C. Evaluation of Medical Opinion Evidence

ALJs must consider medical opinion evidence of record. Rodriguez v. Colvin , No. 12-CV-3931, 2014 WL 5038410, at *17 (S.D.N.Y. Sept. 29, 2014). Until recently, regulations required application of the so-called "treating physician rule" pursuant to which the opinion of a claimant's treating physician presumptively was entitled to "controlling weight." 20 C.F.R. § 416.927(c)(2) ; see also Burgess v. Astrue , 537 F.3d 117, 128 (2d Cir. 2008). For claims filed prior to March 27, 2017, if the ALJ decides not to give controlling weight to a treating physician's opinion, the ALJ must determine how much weight, if any, to give that opinion. Estrella v. Berryhill , 925 F.3d 90, 95-96 (2d Cir. 2019). In doing so, the ALJ must "explicitly consider" the following, non-exclusive " Burgess factors": "(1) the frequen[cy], length, nature, and extent of treatment; (2) the amount of medical evidence supporting the opinion; (3) the consistency of the opinion with the remaining medical evidence; and (4) whether the physician is a specialist." Selian , 708 F.3d at 418 (citing Burgess , 537 F.3d at 129 (citing 20 C.F.R. § 404.1527(c)(2) )). While failure to explicitly apply the Burgess factors is a procedural error, a reviewing court will not reverse the Commissioner's decision when the Commissioner has given "good reasons" for its weight assignment. Estrella , 925 F.3d at 96. With respect to assigning weight to the opinions of non-treating physicians, an ALJ applying the earlier regulations must consider the same factors evaluated when the ALJ does not give controlling weight to a treating physician. 20 C.F.R. § 416.927(c).

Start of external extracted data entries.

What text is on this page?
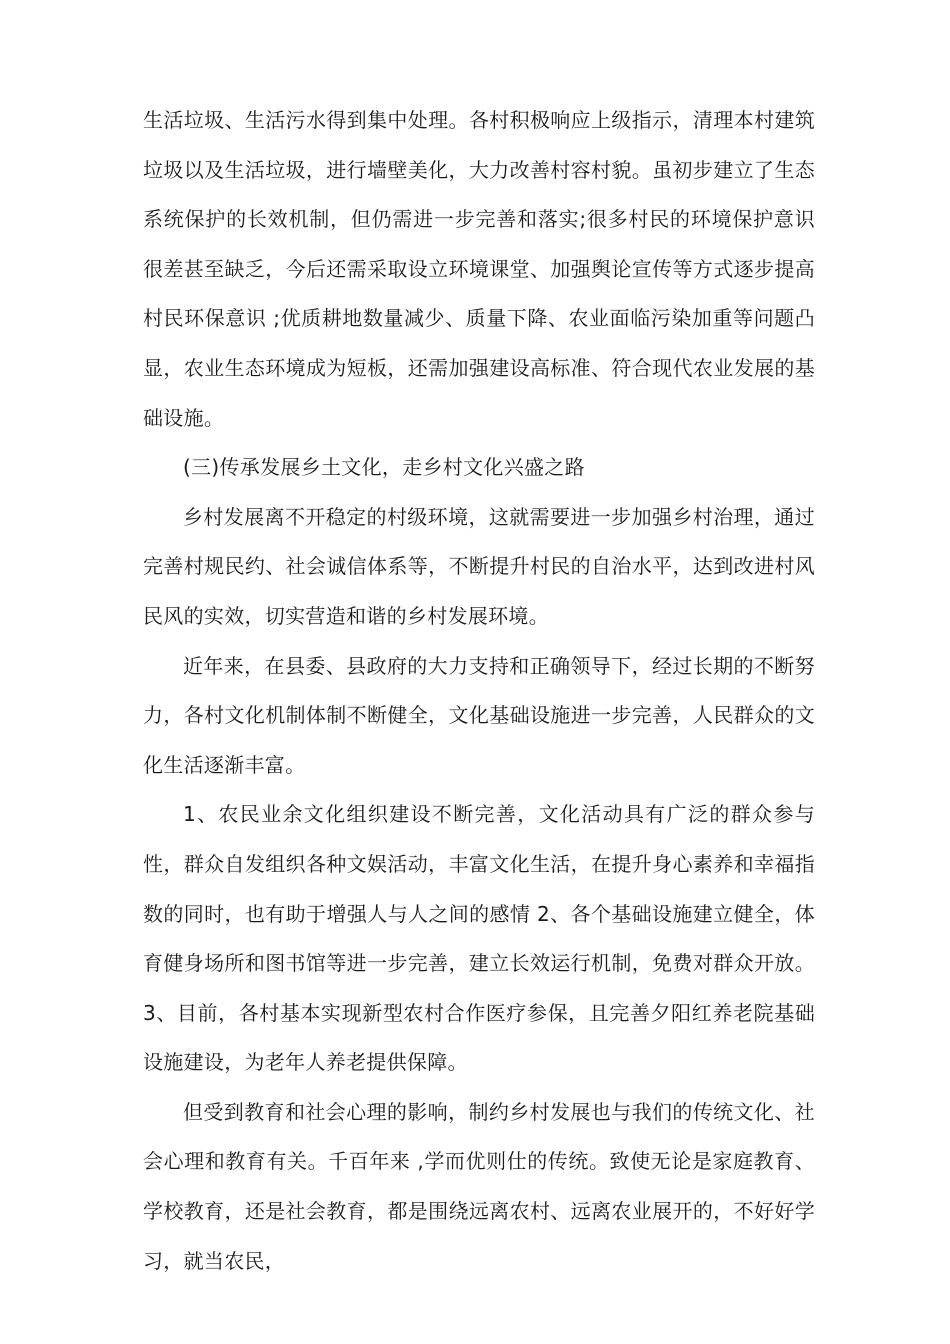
生活垃圾、生活污水得到集中处理。各村积极响应上级指示，清理本村建筑垃圾以及生活垃圾，进行墙壁美化，大力改善村容村貌。虽初步建立了生态系统保护的长效机制，但仍需进一步完善和落实;很多村民的环境保护意识很差甚至缺乏，今后还需采取设立环境课堂、加强舆论宣传等方式逐步提高村民环保意识 ;优质耕地数量减少、质量下降、农业面临污染加重等问题凸显，农业生态环境成为短板，还需加强建设高标准、符合现代农业发展的基础设施。

(三)传承发展乡土文化，走乡村文化兴盛之路

乡村发展离不开稳定的村级环境，这就需要进一步加强乡村治理，通过完善村规民约、社会诚信体系等，不断提升村民的自治水平，达到改进村风民风的实效，切实营造和谐的乡村发展环境。

近年来，在县委、县政府的大力支持和正确领导下，经过长期的不断努力，各村文化机制体制不断健全，文化基础设施进一步完善，人民群众的文化生活逐渐丰富。

1、农民业余文化组织建设不断完善，文化活动具有广泛的群众参与性，群众自发组织各种文娱活动，丰富文化生活，在提升身心素养和幸福指数的同时，也有助于增强人与人之间的感情 2、各个基础设施建立健全，体育健身场所和图书馆等进一步完善，建立长效运行机制，免费对群众开放。3、目前，各村基本实现新型农村合作医疗参保，且完善夕阳红养老院基础设施建设，为老年人养老提供保障。

但受到教育和社会心理的影响，制约乡村发展也与我们的传统文化、社会心理和教育有关。千百年来 ,学而优则仕的传统。致使无论是家庭教育、学校教育，还是社会教育，都是围绕远离农村、远离农业展开的，不好好学习，就当农民，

For claims filed on or after March 27, 2017, the new regulations promulgated in 20 C.F.R. § 416.920c apply. Under the new regulations, a treating doctor's opinion is no longer entitled to a presumption of controlling weight. Instead, all medical opinions must be assessed for persuasiveness under the same standard of supportability and consistency with no presumption that one opinion carries more weight than another. 20 C.F.R. § 416.920c(a) ("We will not defer or give any specific evidentiary weight, including controlling weight, to any medical opinion(s) ... including those from your medical sources").

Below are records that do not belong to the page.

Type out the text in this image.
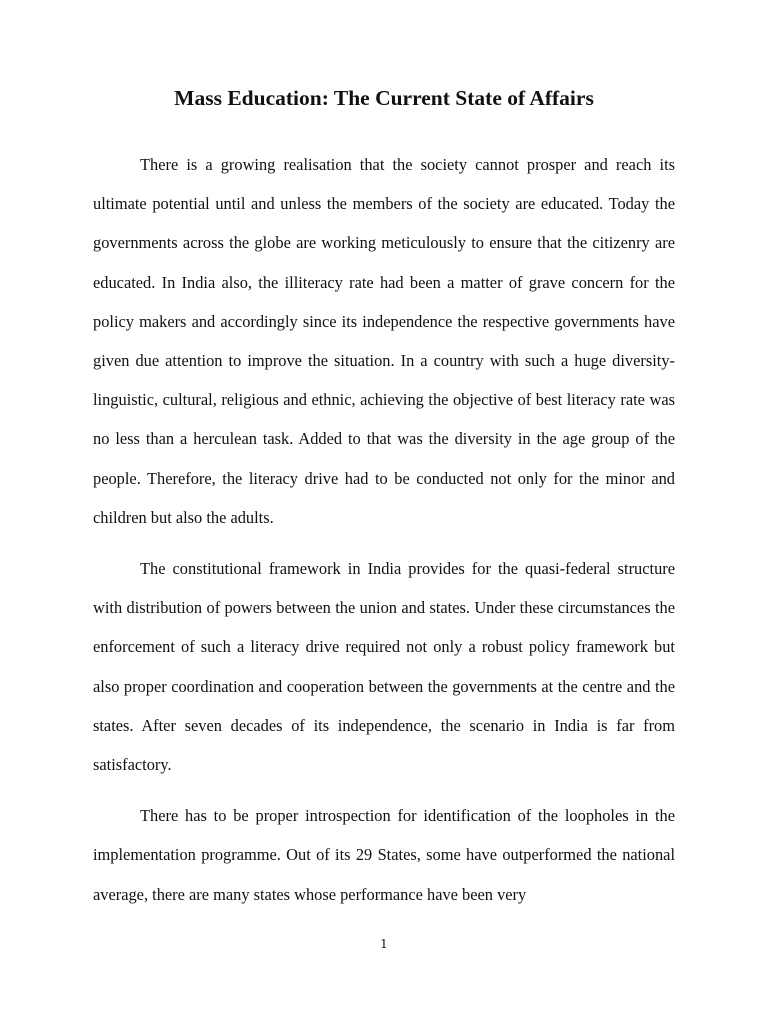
Mass Education: The Current State of Affairs

There is a growing realisation that the society cannot prosper and reach its ultimate potential until and unless the members of the society are educated. Today the governments across the globe are working meticulously to ensure that the citizenry are educated. In India also, the illiteracy rate had been a matter of grave concern for the policy makers and accordingly since its independence the respective governments have given due attention to improve the situation. In a country with such a huge diversity- linguistic, cultural, religious and ethnic, achieving the objective of best literacy rate was no less than a herculean task. Added to that was the diversity in the age group of the people. Therefore, the literacy drive had to be conducted not only for the minor and children but also the adults.

The constitutional framework in India provides for the quasi-federal structure with distribution of powers between the union and states. Under these circumstances the enforcement of such a literacy drive required not only a robust policy framework but also proper coordination and cooperation between the governments at the centre and the states. After seven decades of its independence, the scenario in India is far from satisfactory.

There has to be proper introspection for identification of the loopholes in the implementation programme. Out of its 29 States, some have outperformed the national average, there are many states whose performance have been very

1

The new regulations give most importance to two of the same factors previously considered to determine whether a treating doctor's opinion should be given controlling weight, i.e., the extent to which a treating physician's opinion is supported by well-accepted medical evidence and not inconsistent with the rest of the record. 20 C.F.R. § 416.920c(a) ("The most important factors we consider when we evaluate the persuasiveness of medical opinions ... are supportability ... and consistency"). In most instances, the ALJ may, but is not required to, discuss the other factors previously required to assess medical opinion evidence (i.e., relationship with the claimant, specialization, and other relevant factors). 20 C.F.R. § 416.920c(b)(2). The ALJ must consider those additional factors if there are "two or more medical opinions or prior administrative medical findings about the same issue [that] are both equally well-supported ... and consistent with the record ... but are not exactly the same." 20 C.F.R. § 416.920c(b)(3).

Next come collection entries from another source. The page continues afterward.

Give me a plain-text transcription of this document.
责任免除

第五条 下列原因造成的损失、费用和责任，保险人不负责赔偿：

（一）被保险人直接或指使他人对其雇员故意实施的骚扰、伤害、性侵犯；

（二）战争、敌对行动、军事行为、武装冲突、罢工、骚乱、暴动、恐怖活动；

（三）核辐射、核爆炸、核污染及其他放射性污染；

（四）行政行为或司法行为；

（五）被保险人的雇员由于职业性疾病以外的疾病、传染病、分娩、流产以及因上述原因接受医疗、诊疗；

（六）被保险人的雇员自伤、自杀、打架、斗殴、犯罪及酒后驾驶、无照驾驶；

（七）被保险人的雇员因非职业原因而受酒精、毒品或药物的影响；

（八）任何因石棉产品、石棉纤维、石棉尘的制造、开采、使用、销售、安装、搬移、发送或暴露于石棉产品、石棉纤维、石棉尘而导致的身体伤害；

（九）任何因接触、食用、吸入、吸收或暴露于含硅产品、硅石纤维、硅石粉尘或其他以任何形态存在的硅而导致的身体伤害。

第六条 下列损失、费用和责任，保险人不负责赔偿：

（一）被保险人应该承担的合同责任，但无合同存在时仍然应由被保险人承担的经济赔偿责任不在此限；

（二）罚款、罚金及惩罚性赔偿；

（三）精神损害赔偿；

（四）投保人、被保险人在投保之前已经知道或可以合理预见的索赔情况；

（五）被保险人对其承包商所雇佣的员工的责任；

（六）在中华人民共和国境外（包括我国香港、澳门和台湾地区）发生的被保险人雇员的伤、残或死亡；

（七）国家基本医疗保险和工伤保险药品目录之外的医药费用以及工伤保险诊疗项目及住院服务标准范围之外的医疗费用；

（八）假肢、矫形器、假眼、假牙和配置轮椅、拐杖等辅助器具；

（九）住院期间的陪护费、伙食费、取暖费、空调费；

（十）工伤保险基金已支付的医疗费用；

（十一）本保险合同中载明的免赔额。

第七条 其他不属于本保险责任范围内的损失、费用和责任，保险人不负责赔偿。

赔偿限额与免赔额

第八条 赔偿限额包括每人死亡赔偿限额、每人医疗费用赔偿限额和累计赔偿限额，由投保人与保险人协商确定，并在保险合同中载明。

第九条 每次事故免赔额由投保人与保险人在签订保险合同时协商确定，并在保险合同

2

More specifically, if medical opinions on the same issue are equally well-supported and consistent with the record but are not identical, the ALJ must "articulate how [he] considered the other most persuasive factors." 20 C.F.R. § 416.920c(b)(3). Of the remaining factors, the third is the relationship with the claimant, for which the ALJ must consider the (1) length of the treatment relationship, (2) frequency of examinations, (3) purpose of the treatment relationship, (4) extent of the treatment relationship, and (5) examining relationship. See 20 C.F.R. § 416.920c(c)(3). The fourth factor – specialization – requires the ALJ to account for whether the medical opinion is provided by a specialist that has expertise in the area related to the medical issue. See 20 C.F.R. § 416.920c(c)(4) Lastly, the fifth factor is a catchall, which accounts for "other factors that tend to support or contradict a medical opinion or prior administrative medical finding." That "includes, but is not limited to, evidence showing a medical source has familiarity with other evidence in the claim or an understanding of [the SSA's] disability program's policies and evidentiary requirements." 20 C.F.R. § 416.920c(c)(5).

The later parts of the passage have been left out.